Error: unable to verify the first certificate in nodejs
unable to verify the first certificate
The certificate chain is incomplete.
It means that the webserver you are connecting to is misconfigured and did not include the intermediate certificate in the certificate chain it sent to you.
Certificate chain
It most likely looks as follows:
- Server certificate - stores a certificate signed by intermediate.
- Intermediate certificate - stores a certificate signed by root.
- Root certificate - stores a self-signed certificate.
Intermediate certificate should be installed on the server, along with the server certificate.
Root certificates are embedded into the software applications, browsers and operating systems.
The application serving the certificate has to send the complete chain, this means the server certificate itself and all the intermediates. The root certificate is supposed to be known by the client.
Recreate the problem
Go to https://incomplete-chain.badssl.com using your browser.
It doesn't show any error (padlock in the address bar is green).
It's because browsers tend to complete the chain if it’s not sent from the server.
Now, connect to https://incomplete-chain.badssl.com using Node:
// index.js
const axios = require('axios');
axios.get('https://incomplete-chain.badssl.com')
.then(function (response) {
console.log(response);
})
.catch(function (error) {
console.log(error);
});
Logs: "Error: unable to verify the first certificate".
Solution
You need to complete the certificate chain yourself.
To do that:
1: You need to get the missing intermediate certificate in .pem
format, then
2a: extend Node’s built-in certificate store using NODE_EXTRA_CA_CERTS
,
2b: or pass your own certificate bundle (intermediates and root) using ca
option.
1. How do I get intermediate certificate?
Using openssl
(comes with Git for Windows).
Save the remote server's certificate details:
openssl s_client -connect incomplete-chain.badssl.com:443 -servername incomplete-chain.badssl.com | tee logcertfile
We're looking for the issuer (the intermediate certificate is the issuer / signer of the server certificate):
openssl x509 -in logcertfile -noout -text | grep -i "issuer"
It should give you URI of the signing certificate. Download it:
curl --output intermediate.crt http://cacerts.digicert.com/DigiCertSHA2SecureServerCA.crt
Finally, convert it to .pem
:
openssl x509 -inform DER -in intermediate.crt -out intermediate.pem -text
2a. NODE_EXTRA_CERTS
I'm using cross-env to set environment variables in package.json
file:
"start": "cross-env NODE_EXTRA_CA_CERTS=\"C:\\Users\\USERNAME\\Desktop\\ssl-connect\\intermediate.pem\" node index.js"
2b. ca
option
This option is going to overwrite the Node's built-in root CAs.
That's why we need to create our own root CA. Use ssl-root-cas.
Then, create a custom https
agent configured with our certificate bundle (root and intermediate). Pass this agent to axios
when making request.
// index.js
const axios = require('axios');
const path = require('path');
const https = require('https');
const rootCas = require('ssl-root-cas').create();
rootCas.addFile(path.resolve(__dirname, 'intermediate.pem'));
const httpsAgent = new https.Agent({ca: rootCas});
axios.get('https://incomplete-chain.badssl.com', { httpsAgent })

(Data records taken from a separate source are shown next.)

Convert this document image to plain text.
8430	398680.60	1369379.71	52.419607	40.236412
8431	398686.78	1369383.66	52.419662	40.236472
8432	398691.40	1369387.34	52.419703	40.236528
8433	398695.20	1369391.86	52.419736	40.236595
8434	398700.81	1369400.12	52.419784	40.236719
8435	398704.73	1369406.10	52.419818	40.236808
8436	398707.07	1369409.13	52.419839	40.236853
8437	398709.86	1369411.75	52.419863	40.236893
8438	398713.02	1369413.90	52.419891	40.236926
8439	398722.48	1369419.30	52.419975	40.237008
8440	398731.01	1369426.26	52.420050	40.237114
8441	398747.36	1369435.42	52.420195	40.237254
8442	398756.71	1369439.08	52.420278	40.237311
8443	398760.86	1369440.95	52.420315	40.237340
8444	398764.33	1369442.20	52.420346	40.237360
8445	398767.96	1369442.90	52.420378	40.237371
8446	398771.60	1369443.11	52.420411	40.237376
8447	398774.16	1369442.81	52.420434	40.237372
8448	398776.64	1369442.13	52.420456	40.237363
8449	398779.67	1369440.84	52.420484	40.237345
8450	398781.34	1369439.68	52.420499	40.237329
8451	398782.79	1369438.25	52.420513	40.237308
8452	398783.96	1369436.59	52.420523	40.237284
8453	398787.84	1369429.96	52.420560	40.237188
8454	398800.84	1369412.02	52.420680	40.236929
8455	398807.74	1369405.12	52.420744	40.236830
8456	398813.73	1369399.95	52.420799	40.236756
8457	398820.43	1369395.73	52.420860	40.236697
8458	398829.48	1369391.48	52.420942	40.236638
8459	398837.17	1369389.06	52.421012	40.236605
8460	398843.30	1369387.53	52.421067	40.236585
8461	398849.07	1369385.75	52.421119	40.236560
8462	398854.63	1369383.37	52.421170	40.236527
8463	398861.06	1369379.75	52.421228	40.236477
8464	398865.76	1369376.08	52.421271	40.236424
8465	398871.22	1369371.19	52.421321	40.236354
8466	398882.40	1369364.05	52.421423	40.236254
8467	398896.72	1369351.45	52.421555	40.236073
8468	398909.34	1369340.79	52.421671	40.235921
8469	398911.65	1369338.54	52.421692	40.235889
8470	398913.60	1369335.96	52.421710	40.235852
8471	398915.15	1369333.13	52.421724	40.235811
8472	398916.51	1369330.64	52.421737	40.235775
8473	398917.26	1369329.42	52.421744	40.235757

.then(function (response) {
console.log(response);
})
.catch(function (error) {
console.log(error);
});
Instead of creating a custom https
agent and passing it to axios
, you can place the certifcates on the https
global agent:
// Applies to ALL requests (whether using https directly or the request module)
https.globalAgent.options.ca = rootCas;
Resources:
- https://levelup.gitconnected.com/how-to-resolve-certificate-errors-in-nodejs-app-involving-ssl-calls-781ce48daded
- https://www.npmjs.com/package/ssl-root-cas
- https://github.com/nodejs/node/issues/16336
- https://www.namecheap.com/support/knowledgebase/article.aspx/9605/69/how-to-check-ca-chain-installation
- https://superuser.com/questions/97201/how-to-save-a-remote-server-ssl-certificate-locally-as-a-file/
- How to convert .crt to .pem
Try adding the appropriate root certificate
This is always going to be a much safer option than just blindly accepting unauthorised end points, which should in turn only be used as a last resort.
This can be as simple as adding
require('https').globalAgent.options.ca = require('ssl-root-cas/latest').create();
to your application.
The SSL Root CAs npm package (as used here) is a very useful package regarding this problem.